Крик. Выстрелы. Зажатый курок. Пуля входит часовому в лобную долю, из его затылка вылетают куски черепа и мозга, а затем всего на один короткий миг в воздухе расцветает красивый цветок кровавого цвета. Впрочем, прежде чем получить пулю в голову, албанец все же успел нажать на курок и выпустить очередь. Пули прошили насквозь его сослуживца, и одна из них попала в брюшную полость немца. Он рухнул наземь, зарычал от дикой боли и прикрыл рану руками, но кровь протекала меж пальцев. Он лежал около минуты, затем, превозмогая боль, залез в джип и начал рыться в аптечке Шульца. Замедлив кровотечение при помощи ваты, он вколол себе «коктейль» из фентонила и омнопона. Перед глазами Маркуса встала пелена, дышать стало почти невозможно, изо рта струйками текла кровь, хотелось закрыть глаза и уснуть.

— Ещё рано, сержант! — по-прежнему рыча, убедил себя немец.

Он отогнал машину и поднял шлагбаум, глядя на пулеметное гнездо. Здесь Шевалье примет свой последний бой. Албанцы уже отправили погоню вслед за автобусом, который направлялся в сторону границы. Бывшие пленники глядели на наёмника из окон. А он искал взглядом двух близнецов, с которыми ему пришлось встретиться в джипе. Нашел. В их глазах светились слезы. Он отхаркнул поступающую ко рту кровь, подмигнул мальчишкам и помахал им на прощание левой рукой, сжимая правой кровоточащую рану…

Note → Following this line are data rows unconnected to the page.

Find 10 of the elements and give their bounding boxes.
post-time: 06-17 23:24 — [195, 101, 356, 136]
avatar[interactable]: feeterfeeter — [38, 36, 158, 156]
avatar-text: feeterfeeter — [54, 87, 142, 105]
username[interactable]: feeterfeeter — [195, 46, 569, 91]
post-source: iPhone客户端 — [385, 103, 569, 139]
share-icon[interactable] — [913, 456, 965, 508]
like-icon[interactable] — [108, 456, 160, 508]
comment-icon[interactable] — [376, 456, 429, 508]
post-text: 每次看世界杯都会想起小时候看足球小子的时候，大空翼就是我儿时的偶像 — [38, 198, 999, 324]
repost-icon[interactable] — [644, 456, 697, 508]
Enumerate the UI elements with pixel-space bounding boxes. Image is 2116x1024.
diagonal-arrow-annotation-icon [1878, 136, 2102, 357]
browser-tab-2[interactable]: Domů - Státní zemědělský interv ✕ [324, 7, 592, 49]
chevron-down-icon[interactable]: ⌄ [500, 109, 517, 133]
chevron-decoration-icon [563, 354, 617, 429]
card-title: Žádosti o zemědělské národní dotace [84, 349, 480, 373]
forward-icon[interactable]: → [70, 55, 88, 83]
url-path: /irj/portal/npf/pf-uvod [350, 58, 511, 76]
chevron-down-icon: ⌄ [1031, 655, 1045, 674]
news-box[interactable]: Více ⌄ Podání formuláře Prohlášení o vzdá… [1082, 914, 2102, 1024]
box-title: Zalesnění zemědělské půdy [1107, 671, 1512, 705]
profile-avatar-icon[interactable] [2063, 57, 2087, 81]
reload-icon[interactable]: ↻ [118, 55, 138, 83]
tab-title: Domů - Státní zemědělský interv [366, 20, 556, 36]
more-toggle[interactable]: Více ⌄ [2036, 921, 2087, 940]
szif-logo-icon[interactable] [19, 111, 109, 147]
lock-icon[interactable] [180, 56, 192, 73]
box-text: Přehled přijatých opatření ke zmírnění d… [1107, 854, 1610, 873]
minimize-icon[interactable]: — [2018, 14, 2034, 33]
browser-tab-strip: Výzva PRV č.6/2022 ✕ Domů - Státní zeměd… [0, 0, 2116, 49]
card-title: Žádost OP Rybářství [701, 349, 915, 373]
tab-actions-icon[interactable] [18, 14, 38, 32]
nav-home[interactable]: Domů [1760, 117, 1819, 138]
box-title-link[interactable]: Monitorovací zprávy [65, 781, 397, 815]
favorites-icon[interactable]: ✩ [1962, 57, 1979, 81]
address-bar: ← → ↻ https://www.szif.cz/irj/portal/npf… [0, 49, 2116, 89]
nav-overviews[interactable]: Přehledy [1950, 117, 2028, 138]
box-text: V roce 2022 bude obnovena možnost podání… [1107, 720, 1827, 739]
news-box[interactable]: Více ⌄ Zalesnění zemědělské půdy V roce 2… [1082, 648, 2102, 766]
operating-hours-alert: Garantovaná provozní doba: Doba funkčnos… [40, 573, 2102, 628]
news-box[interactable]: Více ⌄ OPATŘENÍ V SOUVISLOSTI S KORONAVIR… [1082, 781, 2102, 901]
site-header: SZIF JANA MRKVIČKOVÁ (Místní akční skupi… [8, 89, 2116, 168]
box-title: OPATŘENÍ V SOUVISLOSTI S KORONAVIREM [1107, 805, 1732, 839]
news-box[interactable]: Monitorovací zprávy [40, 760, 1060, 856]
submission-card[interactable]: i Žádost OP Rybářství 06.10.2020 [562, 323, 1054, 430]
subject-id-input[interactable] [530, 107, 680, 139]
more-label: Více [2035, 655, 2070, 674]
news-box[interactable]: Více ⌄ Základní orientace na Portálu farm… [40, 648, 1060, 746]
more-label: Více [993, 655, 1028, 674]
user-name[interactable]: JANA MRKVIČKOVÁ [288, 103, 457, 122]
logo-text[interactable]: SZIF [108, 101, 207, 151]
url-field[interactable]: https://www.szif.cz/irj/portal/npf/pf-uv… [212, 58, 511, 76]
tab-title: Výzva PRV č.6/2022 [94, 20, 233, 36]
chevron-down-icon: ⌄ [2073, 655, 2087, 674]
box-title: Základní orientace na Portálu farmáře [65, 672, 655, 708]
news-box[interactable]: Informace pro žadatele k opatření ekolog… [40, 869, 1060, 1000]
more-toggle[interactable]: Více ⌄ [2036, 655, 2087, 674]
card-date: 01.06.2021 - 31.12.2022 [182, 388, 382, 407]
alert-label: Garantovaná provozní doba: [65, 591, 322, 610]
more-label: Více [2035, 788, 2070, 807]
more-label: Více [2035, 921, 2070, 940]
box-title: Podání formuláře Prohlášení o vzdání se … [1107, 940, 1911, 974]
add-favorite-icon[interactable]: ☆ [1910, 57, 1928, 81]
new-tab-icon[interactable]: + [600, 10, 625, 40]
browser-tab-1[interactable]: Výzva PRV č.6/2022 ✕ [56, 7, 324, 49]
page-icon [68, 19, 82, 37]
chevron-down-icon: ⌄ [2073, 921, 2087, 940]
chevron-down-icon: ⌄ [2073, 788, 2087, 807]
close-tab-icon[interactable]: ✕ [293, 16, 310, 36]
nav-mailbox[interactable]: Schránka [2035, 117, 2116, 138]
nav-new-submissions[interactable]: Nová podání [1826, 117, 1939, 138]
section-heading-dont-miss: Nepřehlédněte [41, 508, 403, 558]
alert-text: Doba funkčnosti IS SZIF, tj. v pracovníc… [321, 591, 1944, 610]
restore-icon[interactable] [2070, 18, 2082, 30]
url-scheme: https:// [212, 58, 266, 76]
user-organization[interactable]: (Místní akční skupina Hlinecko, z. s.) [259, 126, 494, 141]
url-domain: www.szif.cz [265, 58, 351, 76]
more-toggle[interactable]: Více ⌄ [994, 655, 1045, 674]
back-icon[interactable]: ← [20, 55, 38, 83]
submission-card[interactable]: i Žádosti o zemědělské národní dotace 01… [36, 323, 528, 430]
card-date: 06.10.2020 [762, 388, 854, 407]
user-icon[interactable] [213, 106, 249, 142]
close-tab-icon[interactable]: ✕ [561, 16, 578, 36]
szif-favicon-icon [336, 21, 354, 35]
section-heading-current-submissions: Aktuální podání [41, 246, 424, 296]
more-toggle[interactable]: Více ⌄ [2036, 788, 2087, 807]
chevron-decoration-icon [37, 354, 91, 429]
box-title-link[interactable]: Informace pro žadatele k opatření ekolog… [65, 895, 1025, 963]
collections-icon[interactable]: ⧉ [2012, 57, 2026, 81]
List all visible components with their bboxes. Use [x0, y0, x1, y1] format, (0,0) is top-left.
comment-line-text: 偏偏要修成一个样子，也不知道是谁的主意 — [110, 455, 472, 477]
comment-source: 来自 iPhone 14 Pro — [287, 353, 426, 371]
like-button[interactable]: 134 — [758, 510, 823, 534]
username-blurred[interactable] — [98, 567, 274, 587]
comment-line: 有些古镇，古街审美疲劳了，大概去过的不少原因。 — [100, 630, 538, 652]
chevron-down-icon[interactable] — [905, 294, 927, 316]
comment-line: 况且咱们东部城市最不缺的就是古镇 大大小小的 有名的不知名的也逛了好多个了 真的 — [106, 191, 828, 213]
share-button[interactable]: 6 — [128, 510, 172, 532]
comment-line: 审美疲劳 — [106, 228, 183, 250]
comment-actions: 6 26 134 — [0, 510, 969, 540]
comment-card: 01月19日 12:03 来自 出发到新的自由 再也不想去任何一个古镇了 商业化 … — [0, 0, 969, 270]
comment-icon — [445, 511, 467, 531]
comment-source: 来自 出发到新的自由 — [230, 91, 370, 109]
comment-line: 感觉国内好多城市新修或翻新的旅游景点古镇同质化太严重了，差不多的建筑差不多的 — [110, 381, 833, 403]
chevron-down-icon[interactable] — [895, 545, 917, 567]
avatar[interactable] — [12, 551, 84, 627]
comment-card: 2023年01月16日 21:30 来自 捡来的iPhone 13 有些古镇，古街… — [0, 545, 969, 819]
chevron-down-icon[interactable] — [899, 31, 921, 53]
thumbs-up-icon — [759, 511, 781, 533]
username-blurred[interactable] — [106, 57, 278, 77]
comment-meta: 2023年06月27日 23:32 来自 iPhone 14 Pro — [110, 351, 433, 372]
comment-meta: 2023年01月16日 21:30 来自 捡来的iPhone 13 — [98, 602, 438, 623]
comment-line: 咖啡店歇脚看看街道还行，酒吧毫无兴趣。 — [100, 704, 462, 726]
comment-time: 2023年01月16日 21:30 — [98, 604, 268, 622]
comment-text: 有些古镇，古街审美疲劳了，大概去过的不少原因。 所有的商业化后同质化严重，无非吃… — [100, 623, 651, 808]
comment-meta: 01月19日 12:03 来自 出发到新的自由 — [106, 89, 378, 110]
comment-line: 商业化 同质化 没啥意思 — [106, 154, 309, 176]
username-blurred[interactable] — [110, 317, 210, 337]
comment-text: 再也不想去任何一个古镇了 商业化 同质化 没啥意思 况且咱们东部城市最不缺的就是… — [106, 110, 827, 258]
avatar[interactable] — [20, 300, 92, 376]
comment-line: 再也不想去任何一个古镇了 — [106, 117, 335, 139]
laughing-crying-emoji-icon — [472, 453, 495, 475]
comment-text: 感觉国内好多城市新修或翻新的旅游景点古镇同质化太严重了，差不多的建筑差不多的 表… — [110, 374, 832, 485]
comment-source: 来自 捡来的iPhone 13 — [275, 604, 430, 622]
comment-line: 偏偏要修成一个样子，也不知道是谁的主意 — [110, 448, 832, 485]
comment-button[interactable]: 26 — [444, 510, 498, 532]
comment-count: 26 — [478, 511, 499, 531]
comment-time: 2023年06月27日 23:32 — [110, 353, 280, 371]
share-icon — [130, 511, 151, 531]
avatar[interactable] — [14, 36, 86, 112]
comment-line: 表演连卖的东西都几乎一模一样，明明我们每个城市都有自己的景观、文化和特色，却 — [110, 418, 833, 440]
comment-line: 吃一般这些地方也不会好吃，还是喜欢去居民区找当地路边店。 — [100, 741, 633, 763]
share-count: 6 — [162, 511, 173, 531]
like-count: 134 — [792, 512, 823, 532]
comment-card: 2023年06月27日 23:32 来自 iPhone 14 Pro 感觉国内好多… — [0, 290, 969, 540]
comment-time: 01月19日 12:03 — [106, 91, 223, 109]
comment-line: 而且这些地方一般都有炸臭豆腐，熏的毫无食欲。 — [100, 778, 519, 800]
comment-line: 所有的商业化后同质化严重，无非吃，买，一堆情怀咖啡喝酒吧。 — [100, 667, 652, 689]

Получив от проверенных людей информацию о гибели Шевалье в бою у приграничного блокпоста, Фатмир договорился с администратором гостиницы поделить деньги, которые хранились у немца. Также алчный администратор предложил торгашу взглянуть на письмо, которое недавно пришло на имя некоего Феликса Эффенберга. Фатмир не знал немецкого, однако администратор гостиницы, в свое время уволенный из посольства Албании в Берлине, сумел помочь с переводом.

«Мой милый Феликс!
Даже не представляю, через что тебе пришлось пройти. Что эта война сделала с тобой... В свете последних событий мне больно говорить, но ты, наверное, забыл... Той осенью вы с братом решили меня разыграть, и в тот день в парке мы гуляли с Маркусом, а не с тобой.
Ох и рассердилась я на вас тогда, даже нелепо вспоминать. Нелепо и горько. Ведь Маркус уехал во Францию из-за того что я выбрала тебя. А теперь его с нами нет.
<...>
Возвращайся скорее, я очень скучаю.
Твоя Мадлен».

Осознав, что письмо не представляет никакой ценности, албанцы его просто сожгли, а сами проникли в комнату и начали поиск сумки с деньгами, которые Шевалье заработал за время работы на Шульца.

Раздался мощный взрыв. Бывший легионер горячо не любил «стервятников» и мародёров.